Cuba’s Mysterious ‘Numbers Station’ Is Still on the Air
Written by Joshua Kopstein / September 16, 2015
Or at least, that’s the most common explanation for what I heard.
I dialed to the correct frequency—17480 kHz—using an internet-connected radio tuner maintained by a university in the Netherlands. Suddenly, over waves of static, an eerily-robotic woman’s voice began speaking a series of five-digit number sequences in Spanish.
About three minutes later, the numbers repeated in the same order, but this time each sequence was followed by a digital bell-like tone and a harsh blast of noise, like a 56K modem trying to connect to AOL in the 90s. This continued for about 20 minutes, each sequence punctuated by the bizarre noise blasts.

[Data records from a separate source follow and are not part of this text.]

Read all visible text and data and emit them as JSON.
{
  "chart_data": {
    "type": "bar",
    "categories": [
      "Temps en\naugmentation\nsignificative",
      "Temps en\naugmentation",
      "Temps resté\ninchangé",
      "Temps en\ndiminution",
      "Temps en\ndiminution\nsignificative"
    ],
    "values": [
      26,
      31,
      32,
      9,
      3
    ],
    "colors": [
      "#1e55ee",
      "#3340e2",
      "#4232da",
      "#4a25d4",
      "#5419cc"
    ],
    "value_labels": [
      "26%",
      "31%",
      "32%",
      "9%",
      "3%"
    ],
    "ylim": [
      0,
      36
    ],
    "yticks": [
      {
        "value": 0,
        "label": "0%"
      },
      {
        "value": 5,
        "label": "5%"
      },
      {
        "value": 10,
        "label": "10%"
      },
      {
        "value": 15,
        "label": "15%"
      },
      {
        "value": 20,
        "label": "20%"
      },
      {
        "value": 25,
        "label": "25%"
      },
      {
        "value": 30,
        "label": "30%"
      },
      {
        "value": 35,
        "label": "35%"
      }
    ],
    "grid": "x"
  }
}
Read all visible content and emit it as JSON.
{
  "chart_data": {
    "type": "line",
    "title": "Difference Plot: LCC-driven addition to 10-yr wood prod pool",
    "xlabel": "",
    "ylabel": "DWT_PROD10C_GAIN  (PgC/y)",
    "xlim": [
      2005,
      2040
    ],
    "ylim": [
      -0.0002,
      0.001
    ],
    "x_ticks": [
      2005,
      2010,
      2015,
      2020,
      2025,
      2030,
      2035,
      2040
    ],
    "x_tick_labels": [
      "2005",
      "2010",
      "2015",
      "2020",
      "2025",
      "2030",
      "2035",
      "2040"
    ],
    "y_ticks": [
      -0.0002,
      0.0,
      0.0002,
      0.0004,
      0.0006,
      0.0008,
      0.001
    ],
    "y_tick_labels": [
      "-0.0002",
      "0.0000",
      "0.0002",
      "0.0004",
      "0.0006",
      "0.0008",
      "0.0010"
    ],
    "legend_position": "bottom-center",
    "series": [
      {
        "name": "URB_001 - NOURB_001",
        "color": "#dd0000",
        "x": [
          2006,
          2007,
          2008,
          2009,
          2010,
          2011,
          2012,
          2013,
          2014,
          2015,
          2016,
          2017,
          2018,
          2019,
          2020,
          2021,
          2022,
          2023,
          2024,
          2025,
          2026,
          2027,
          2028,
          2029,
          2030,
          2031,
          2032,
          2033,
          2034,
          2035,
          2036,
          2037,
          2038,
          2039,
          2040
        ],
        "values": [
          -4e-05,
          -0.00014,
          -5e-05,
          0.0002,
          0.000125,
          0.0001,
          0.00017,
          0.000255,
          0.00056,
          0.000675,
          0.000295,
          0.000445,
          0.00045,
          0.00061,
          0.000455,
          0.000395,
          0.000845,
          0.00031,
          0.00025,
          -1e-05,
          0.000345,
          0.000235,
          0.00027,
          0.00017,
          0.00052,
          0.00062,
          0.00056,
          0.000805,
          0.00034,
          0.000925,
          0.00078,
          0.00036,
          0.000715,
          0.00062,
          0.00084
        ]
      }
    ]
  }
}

This is HM01, sometimes called “Voce De La Chica,” a shortwave numbers station believed to be operated by the Cuban intelligence directorate, Dirección de Inteligencia (DI).
To the casual listener, numbers stations are mysterious broadcasts of voices speaking streams of numbers which, in at least some cases, are encrypted messages being sent to government spies.
They have long seemed like Cold War relics, born in a time when spying meant boots-on-the-ground and internet surveillance was impractical or irrelevant. And yet, HM01 continues to operate in what the NSA has called a “golden age” of internet-enabled signals intelligence, and despite historic progress in US-Cuba relations earlier this summer.